Only things that were shown so far are prototypes that are many iterations away from being anywhere close to a product.

New Glenn is actual product that's just going through final validation steps.


> It's not available and it's going to be the same as all products coming from their CEO - it maybe one day available

Did you miss Falcon 9 and Heavy? (New Glenn competes with them, not Starship. Falcon Heavy can launch more mass than New Glenn, currently, for cheaper.)

> New Glenn is actual product that's just going through final validation steps

This is literally the first time they've successfully recovered New Glenn. Recovered. No reuse. It's the second time they've every flown the damn thing. It's impressive. But it's not "just going through final validation."

I have a background in aerospace engineering, specifically astronautics. It's wild to see armchair engineers shoot shit at major accomplishments like this.


I'm reading this thread and there are a few things that come to mind.

My sense is that SpaceX's goals with Starship are significantly more ambitious than what is being tried with New Glenn. I don't mean to underplay the difficulty of what Blue is facing with New Glenn, but if we take that "rapid reusability" goal seriously the problem set seems significantly larger and not so "been there, done that". This makes the development programs much more difficult to compare.... certainly on the surface of the public optics at the very least.

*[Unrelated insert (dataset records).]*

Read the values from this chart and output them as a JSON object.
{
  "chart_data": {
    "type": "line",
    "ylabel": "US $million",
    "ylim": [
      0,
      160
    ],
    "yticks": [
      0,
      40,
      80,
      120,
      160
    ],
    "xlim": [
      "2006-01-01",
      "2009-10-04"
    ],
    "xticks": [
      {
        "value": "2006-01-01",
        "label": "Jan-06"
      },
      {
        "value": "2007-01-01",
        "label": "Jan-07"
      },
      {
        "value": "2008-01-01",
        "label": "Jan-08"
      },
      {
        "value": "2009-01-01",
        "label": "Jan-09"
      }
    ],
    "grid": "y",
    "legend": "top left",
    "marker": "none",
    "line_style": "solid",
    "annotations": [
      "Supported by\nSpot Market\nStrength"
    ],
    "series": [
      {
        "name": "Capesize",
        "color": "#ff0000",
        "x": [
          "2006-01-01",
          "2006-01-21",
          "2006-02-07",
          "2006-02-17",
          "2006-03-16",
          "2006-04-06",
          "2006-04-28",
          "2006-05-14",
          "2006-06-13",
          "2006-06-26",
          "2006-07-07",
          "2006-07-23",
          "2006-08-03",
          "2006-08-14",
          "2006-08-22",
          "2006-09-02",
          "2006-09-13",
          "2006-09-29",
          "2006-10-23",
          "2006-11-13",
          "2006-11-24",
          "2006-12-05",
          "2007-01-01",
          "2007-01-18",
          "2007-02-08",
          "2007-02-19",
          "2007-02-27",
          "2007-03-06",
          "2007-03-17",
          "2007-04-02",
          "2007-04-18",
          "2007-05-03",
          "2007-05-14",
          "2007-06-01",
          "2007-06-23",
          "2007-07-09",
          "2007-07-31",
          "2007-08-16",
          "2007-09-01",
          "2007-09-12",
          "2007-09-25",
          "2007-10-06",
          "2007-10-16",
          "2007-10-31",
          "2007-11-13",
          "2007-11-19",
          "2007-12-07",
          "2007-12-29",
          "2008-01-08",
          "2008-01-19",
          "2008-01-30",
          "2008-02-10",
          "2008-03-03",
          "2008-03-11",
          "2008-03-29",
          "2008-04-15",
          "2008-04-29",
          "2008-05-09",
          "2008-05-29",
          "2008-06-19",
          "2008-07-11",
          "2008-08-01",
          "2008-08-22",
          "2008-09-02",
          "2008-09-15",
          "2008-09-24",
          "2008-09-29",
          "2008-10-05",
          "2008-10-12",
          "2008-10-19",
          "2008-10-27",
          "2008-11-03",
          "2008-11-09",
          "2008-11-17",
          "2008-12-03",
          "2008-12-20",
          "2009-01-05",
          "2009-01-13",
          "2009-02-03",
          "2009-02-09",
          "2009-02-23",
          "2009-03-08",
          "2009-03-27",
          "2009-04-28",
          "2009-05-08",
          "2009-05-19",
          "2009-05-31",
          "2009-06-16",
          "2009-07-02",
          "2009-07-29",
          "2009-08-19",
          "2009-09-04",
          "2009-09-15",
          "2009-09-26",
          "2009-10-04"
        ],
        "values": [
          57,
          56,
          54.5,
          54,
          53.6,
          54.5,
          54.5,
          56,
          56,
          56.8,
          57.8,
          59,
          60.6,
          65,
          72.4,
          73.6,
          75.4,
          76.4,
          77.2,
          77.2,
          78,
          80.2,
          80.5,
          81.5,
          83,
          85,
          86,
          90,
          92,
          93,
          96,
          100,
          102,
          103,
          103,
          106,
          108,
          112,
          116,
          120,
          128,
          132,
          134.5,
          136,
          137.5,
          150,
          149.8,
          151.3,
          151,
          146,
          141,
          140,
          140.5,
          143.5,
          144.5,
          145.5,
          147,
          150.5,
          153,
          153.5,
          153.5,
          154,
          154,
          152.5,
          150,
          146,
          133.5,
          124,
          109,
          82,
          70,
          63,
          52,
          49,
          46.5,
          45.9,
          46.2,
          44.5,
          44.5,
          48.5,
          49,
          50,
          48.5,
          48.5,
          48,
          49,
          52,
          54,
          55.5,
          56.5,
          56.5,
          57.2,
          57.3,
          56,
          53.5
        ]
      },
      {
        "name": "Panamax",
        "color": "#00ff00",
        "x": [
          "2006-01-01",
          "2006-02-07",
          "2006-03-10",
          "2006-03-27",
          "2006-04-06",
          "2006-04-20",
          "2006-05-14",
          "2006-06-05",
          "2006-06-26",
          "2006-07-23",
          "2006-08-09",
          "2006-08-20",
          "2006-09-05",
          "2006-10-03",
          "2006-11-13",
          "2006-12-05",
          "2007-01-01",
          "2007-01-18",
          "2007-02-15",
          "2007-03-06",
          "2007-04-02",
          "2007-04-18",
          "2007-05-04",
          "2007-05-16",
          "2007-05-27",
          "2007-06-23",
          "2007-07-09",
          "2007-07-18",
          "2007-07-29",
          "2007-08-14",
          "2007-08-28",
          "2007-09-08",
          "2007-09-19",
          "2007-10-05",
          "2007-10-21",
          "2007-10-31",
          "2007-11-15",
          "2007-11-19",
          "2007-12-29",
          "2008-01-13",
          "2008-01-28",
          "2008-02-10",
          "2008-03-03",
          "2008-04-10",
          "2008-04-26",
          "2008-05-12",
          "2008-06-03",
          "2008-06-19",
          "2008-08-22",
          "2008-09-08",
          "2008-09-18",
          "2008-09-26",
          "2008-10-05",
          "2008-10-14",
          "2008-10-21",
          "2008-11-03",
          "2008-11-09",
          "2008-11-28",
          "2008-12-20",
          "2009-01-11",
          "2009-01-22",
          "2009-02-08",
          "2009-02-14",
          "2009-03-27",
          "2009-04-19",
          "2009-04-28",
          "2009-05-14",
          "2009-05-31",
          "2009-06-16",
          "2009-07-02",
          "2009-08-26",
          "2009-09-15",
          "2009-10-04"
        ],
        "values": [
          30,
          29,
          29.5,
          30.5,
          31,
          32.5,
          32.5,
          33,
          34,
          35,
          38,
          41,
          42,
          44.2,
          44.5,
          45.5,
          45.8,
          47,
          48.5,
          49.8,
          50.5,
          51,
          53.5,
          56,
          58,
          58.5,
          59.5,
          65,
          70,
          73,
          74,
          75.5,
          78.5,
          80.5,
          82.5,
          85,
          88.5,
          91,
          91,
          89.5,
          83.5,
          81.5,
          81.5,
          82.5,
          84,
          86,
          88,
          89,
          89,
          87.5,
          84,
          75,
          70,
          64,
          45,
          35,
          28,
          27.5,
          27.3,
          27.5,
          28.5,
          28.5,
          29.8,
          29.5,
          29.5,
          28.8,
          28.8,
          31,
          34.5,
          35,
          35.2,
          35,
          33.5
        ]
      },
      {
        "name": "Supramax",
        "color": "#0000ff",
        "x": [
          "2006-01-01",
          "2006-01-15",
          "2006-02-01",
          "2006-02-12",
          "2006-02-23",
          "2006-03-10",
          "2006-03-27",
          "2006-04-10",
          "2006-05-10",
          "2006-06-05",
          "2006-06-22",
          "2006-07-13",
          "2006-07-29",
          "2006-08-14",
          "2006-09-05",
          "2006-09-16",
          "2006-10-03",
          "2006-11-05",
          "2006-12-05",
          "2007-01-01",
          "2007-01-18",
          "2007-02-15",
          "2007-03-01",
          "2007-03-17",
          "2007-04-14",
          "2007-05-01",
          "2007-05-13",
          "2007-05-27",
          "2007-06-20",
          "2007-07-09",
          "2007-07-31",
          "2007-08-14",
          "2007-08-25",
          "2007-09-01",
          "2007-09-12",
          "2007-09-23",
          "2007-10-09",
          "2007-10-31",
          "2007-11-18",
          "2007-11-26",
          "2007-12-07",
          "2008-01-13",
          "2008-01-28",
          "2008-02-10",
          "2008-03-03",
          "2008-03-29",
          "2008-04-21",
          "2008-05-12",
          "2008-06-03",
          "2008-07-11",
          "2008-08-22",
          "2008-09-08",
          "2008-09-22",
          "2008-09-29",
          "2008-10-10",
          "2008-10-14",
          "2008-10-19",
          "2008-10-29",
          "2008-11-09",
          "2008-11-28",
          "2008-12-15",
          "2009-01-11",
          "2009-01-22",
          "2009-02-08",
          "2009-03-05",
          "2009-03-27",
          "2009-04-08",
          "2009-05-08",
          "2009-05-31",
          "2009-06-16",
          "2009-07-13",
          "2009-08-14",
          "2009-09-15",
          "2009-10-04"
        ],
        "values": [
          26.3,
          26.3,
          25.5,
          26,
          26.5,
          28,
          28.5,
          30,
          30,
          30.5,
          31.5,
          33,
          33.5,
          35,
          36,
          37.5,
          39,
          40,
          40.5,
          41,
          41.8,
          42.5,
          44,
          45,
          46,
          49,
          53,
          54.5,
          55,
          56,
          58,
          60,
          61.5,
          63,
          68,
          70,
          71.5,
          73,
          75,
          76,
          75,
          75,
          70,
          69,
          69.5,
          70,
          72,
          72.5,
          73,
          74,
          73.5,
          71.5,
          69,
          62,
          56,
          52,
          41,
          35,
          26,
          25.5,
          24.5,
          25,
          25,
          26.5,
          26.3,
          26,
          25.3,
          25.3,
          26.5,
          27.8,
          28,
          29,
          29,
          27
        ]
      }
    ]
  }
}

While it's one thing to talk about rockets, it's another altogether to look and the engineering and practices going into the manufacture process of those rockets. I'm not an engineer, but I do work in manufacturing and, at least looking from the outside, SpaceX seems to be dedicating some significant amount of effort into building a scalable manufacturing process. Many other efforts have always appeared to be more about "bespoke" production even if the designs of each unit produced are constant. I could be wrong and maybe it's just SpaceX is a lot more transparent (willingly or otherwise)... but looking in from the outside, they seem to be developing a very mass-production oriented rocket factory.

And if New Glenn is just finalizing things and Starship is just vaporware... well New Glenn still has to land a couple more boosters and re-fly one (or two?) to catch up to those vaporware numbers. :-) Sure, New Glenn has now flown a paying customer... but I think we'll see Starlink launches on Starship pretty soon... well before it gets to "final validation".


SpaceX is only space company that does hardware rich development. Blue Origin takes much more traditional approach of linear design.

Blue Origin may fail (I couldn't care less about them or SpaceX), but yes, they're in final validation steps, as that's just how they develop things.

Starship is at the stage of putting random ideas on the rocket and seeing if it explodes.


> yes, they're in final validation steps, as that's just how they develop things

You're wrong, but I'm curious for the sources that lead you to think this.

> Starship is at the stage of putting random ideas on the rocket and seeing if it explodes

"Following the launch, New Glenn’s first stage attempted a landing on the recovery vessel Jacklyn, also known as Landing Platform Vessel 1, which was positioned 620 km downrange from LC-36. However, controllers lost telemetry from the stage sometime after the entry burn started and Blue Origin confirmed that the booster was lost" [1].

[1] https://www.nasaspaceflight.com/2025/01/new-glenn-launch/


I mean, technically v2 could launch sats at this point as we've seen the successful deployment of dummies.

This said they've moved on to v3 and will begin testing that soon.


Yeah, the SS just don't make a lot of sense at this point. The mail slot design was always dubious, and that orange stain was really uninspiring as well.